= Vittoria Colizza =

Italian scientist

Vittoria Colizza is an Italian scientist, research director at INSERM and a specialist in mathematical modeling of infectious disease and computational epidemiology. In particular, she has carried out research on the modeling of seasonal and pandemic flu, Ebola and the COVID-19 pandemic.

==Career==
Vittoria Colizza was born in 1978 in Rome, Italy. She earned her undergraduate degree in physics from the University of Rome Sapienza in Italy, in 2001 and her PhD in Statistical and Biological Physics from the International School for Advanced Studies, Italy in 2004. After that, she moved to the United States and conducted postdoctoral research at the University of Indiana in Bloomington from 2004 to 2006 under the direction of Alessandro Vespignani, through a grant from the European Research Council, before becoming a visiting assistant professor at the same institution from 2006 to 2007.

In 2007, Colizza joined the ISI Foundation in Turin, Italy, starting a new lab after receiving the award of a Starting Independent Career Grant in Life Sciences by the European Research Council Ideas Program. Here, she conducted research on the 2009 Influenza A (H1N1) pandemic.

In 2011, Colizza joined the INSERM (French National Institute for Health and Medical Research) in Paris, where she was promoted to Research Director in 2017. She currently leads the EPICx lab at INSERM and works on modeling the spread of emerging infectious diseases using statistical physics, computational sciences and mathematical epidemiology.

Colizza has also been a visiting professor at Tokyo Institute of Technology since 2020.

==Research==
Collizza is known for her research on infectious disease dynamics and public health, using data-driven mathematical and computational models. Her research focuses on how hosts' behavior such as contact, commuting, air travel, migration, etc) result in the spread of disease. (CITE ORCID) and applications of her work can be seen in epidemics in humans (e.g. 2009 Influenza A (H1N1) pandemic, Ebola virus epidemic, seasonal flu, COVID-19 pandemic) and in animals (bovine brucellosis and tuberculosis), raising awareness of infectious diseases, providing risk assessment analyses to enable preparedness, mitigation and control of such diseases.

Colizza has played a large role in the COVID-19 pandemic research in 2020. Her research includes predicting trends in importations of the pandemic in France and in Europe and also quantifying undetected imported cases, and evaluating the impact of lockdown measures in France and the proposal of exit strategies. Colizza and her team have been also investigating the effect of school closure and testing in the mitigation of COVID-19.

==Awards and honors==
- 2021: Prix Irène Joliot Curie – Prix spécial de l'engagement by the French Academy of Sciences
- 2020: Knight of the Order of Merit of the Italian Republic
- 2012: Louis-Daniel Beauperthuy Prize from the Académie des Sciences
- 2013: Young Scientist Prize in Socio-Econophysics 2013, awarded by the German Physics Association.
- 2017: Erdős–Rényi prize for her contributions to fundamental and data-based modeling of network epidemic processes.
- 2017: Telethon-Farmindustria Award for her research predicting the peak of the Influenza A (H1N1) pandemic in 40 countries.

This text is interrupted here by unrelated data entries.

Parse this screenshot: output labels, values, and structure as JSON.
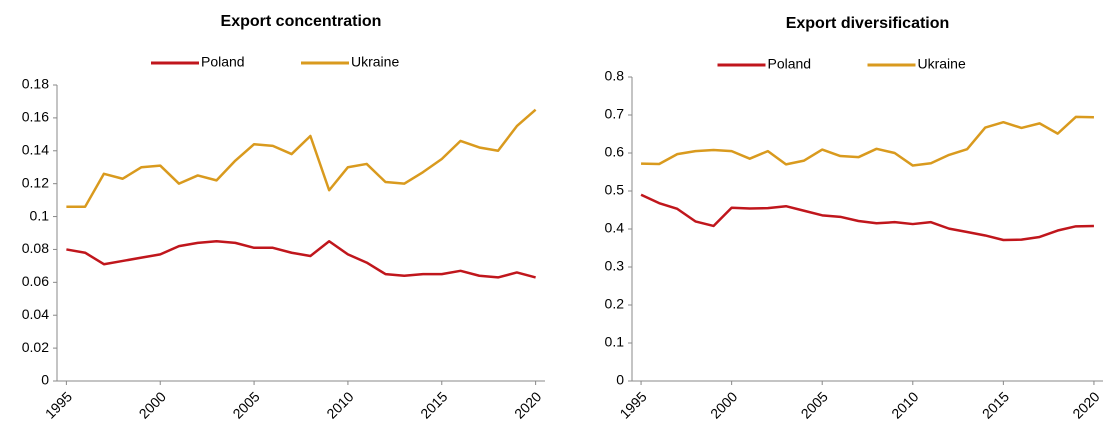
{
  "chart_data": [
    {
      "type": "line",
      "title": "Export concentration",
      "x": [
        1995,
        1996,
        1997,
        1998,
        1999,
        2000,
        2001,
        2002,
        2003,
        2004,
        2005,
        2006,
        2007,
        2008,
        2009,
        2010,
        2011,
        2012,
        2013,
        2014,
        2015,
        2016,
        2017,
        2018,
        2019,
        2020
      ],
      "series": [
        {
          "name": "Poland",
          "color": "#c0161c",
          "values": [
            0.08,
            0.078,
            0.071,
            0.073,
            0.075,
            0.077,
            0.082,
            0.084,
            0.085,
            0.084,
            0.081,
            0.081,
            0.078,
            0.076,
            0.085,
            0.077,
            0.072,
            0.065,
            0.064,
            0.065,
            0.065,
            0.067,
            0.064,
            0.063,
            0.066,
            0.063
          ]
        },
        {
          "name": "Ukraine",
          "color": "#d99a1e",
          "values": [
            0.106,
            0.106,
            0.126,
            0.123,
            0.13,
            0.131,
            0.12,
            0.125,
            0.122,
            0.134,
            0.144,
            0.143,
            0.138,
            0.149,
            0.116,
            0.13,
            0.132,
            0.121,
            0.12,
            0.127,
            0.135,
            0.146,
            0.142,
            0.14,
            0.155,
            0.165
          ]
        }
      ],
      "xlim": [
        1994.5,
        2020.5
      ],
      "xticks": [
        1995,
        2000,
        2005,
        2010,
        2015,
        2020
      ],
      "ylim": [
        0,
        0.18
      ],
      "yticks": [
        0,
        0.02,
        0.04,
        0.06,
        0.08,
        0.1,
        0.12,
        0.14,
        0.16,
        0.18
      ],
      "grid": false,
      "legend": "top"
    },
    {
      "type": "line",
      "title": "Export diversification",
      "x": [
        1995,
        1996,
        1997,
        1998,
        1999,
        2000,
        2001,
        2002,
        2003,
        2004,
        2005,
        2006,
        2007,
        2008,
        2009,
        2010,
        2011,
        2012,
        2013,
        2014,
        2015,
        2016,
        2017,
        2018,
        2019,
        2020
      ],
      "series": [
        {
          "name": "Poland",
          "color": "#c0161c",
          "values": [
            0.49,
            0.468,
            0.453,
            0.42,
            0.408,
            0.456,
            0.454,
            0.455,
            0.46,
            0.448,
            0.436,
            0.432,
            0.421,
            0.415,
            0.418,
            0.413,
            0.418,
            0.401,
            0.392,
            0.383,
            0.371,
            0.372,
            0.379,
            0.396,
            0.407,
            0.408
          ]
        },
        {
          "name": "Ukraine",
          "color": "#d99a1e",
          "values": [
            0.572,
            0.571,
            0.597,
            0.605,
            0.608,
            0.605,
            0.585,
            0.605,
            0.57,
            0.58,
            0.609,
            0.592,
            0.589,
            0.611,
            0.6,
            0.567,
            0.573,
            0.595,
            0.61,
            0.667,
            0.681,
            0.666,
            0.678,
            0.651,
            0.695,
            0.694
          ]
        }
      ],
      "xlim": [
        1994.5,
        2020.5
      ],
      "xticks": [
        1995,
        2000,
        2005,
        2010,
        2015,
        2020
      ],
      "ylim": [
        0,
        0.8
      ],
      "yticks": [
        0,
        0.1,
        0.2,
        0.3,
        0.4,
        0.5,
        0.6,
        0.7,
        0.8
      ],
      "grid": false,
      "legend": "top"
    }
  ]
}
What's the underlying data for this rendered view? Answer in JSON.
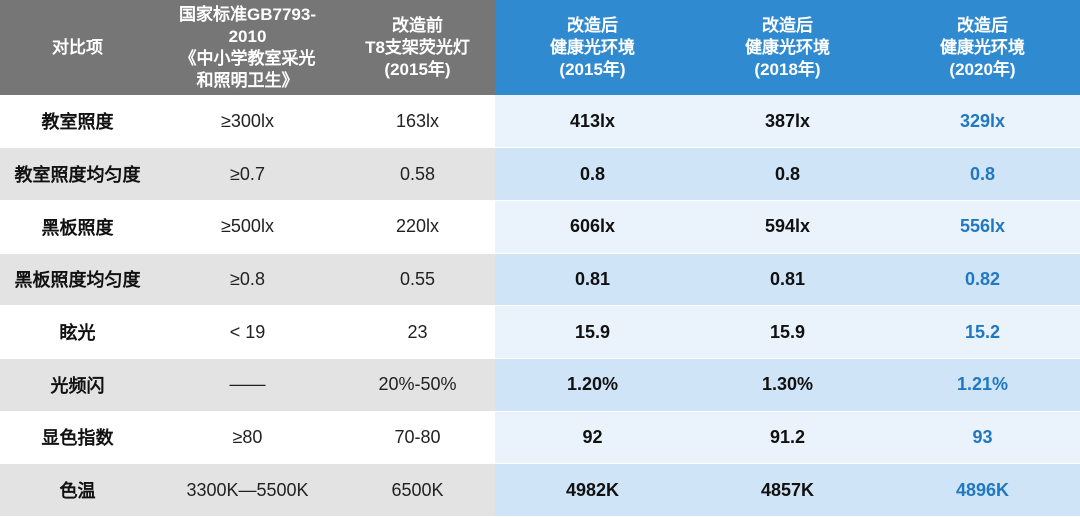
{
  "headers": [
    {
      "lines": [
        "对比项"
      ]
    },
    {
      "lines": [
        "国家标准GB7793-",
        "2010",
        "《中小学教室采光",
        "和照明卫生》"
      ]
    },
    {
      "lines": [
        "改造前",
        "T8支架荧光灯",
        "(2015年)"
      ]
    },
    {
      "lines": [
        "改造后",
        "健康光环境",
        "(2015年)"
      ]
    },
    {
      "lines": [
        "改造后",
        "健康光环境",
        "(2018年)"
      ]
    },
    {
      "lines": [
        "改造后",
        "健康光环境",
        "(2020年)"
      ]
    }
  ],
  "rows": [
    {
      "label": "教室照度",
      "standard": "≥300lx",
      "before": "163lx",
      "after_2015": "413lx",
      "after_2018": "387lx",
      "after_2020": "329lx"
    },
    {
      "label": "教室照度均匀度",
      "standard": "≥0.7",
      "before": "0.58",
      "after_2015": "0.8",
      "after_2018": "0.8",
      "after_2020": "0.8"
    },
    {
      "label": "黑板照度",
      "standard": "≥500lx",
      "before": "220lx",
      "after_2015": "606lx",
      "after_2018": "594lx",
      "after_2020": "556lx"
    },
    {
      "label": "黑板照度均匀度",
      "standard": "≥0.8",
      "before": "0.55",
      "after_2015": "0.81",
      "after_2018": "0.81",
      "after_2020": "0.82"
    },
    {
      "label": "眩光",
      "standard": "< 19",
      "before": "23",
      "after_2015": "15.9",
      "after_2018": "15.9",
      "after_2020": "15.2"
    },
    {
      "label": "光频闪",
      "standard": "——",
      "before": "20%-50%",
      "after_2015": "1.20%",
      "after_2018": "1.30%",
      "after_2020": "1.21%"
    },
    {
      "label": "显色指数",
      "standard": "≥80",
      "before": "70-80",
      "after_2015": "92",
      "after_2018": "91.2",
      "after_2020": "93"
    },
    {
      "label": "色温",
      "standard": "3300K—5500K",
      "before": "6500K",
      "after_2015": "4982K",
      "after_2018": "4857K",
      "after_2020": "4896K"
    }
  ],
  "colors": {
    "header_gray": "#767676",
    "header_blue": "#2f8ad0",
    "highlight_text": "#1f78c1"
  }
}
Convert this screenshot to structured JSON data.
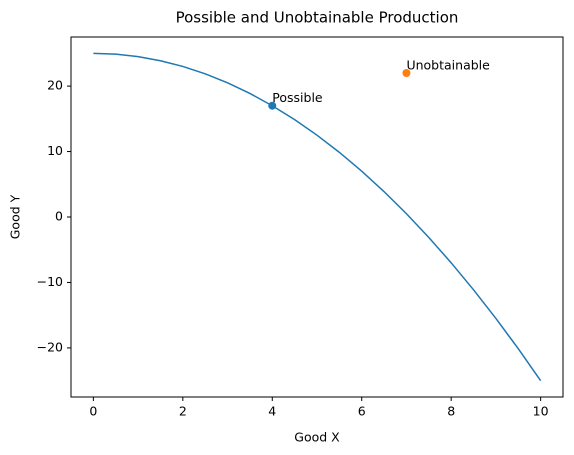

==Publications (selected)==
Vittoria Colizza has published or co-published more than a hundred scientific articles at the end of 2020, including:

- Marius Gilbert, Vittoria Colizza & all, Preparedness and vulnerability of African countries against imports of COVID-19: a modeling study, The Lancet, Volume 395, Issue 10227, 14–20 March 2020, Pages 871-877
- Di Domenico, L., Pullano, G., Sabbatini, CE, Boëlle, PY, & Colizza, V. (2020). Expected impact of lockdown in Île-de-France and possible exit strategies. medRxiv .
- Colizza, Vittoria, Alain Barrat, Marc Barthélemy, and Alessandro Vespignani. "The role of the airline transportation network in the prediction and predictability of global epidemics." Proceedings of the National Academy of Sciences 103, no. 7 (2006): 2015-2020.
- Colizza, Vittoria, Alain Barrat, Marc Barthelemy, Alain-Jacques Valleron, and Alessandro Vespignani. "Modeling the worldwide spread of pandemic influenza: baseline case and containment interventions." PLoS Med 4, no. 1 (2007): e13.
- Balcan, D., Colizza, V., Gonçalves, B., Hu, H., Ramasco, JJ and Vespignani, A., 2009. Multiscale mobility networks and the spatial spreading of infectious diseases. Proceedings of the National Academy of Sciences, 106 (51), pp. 21484-21489.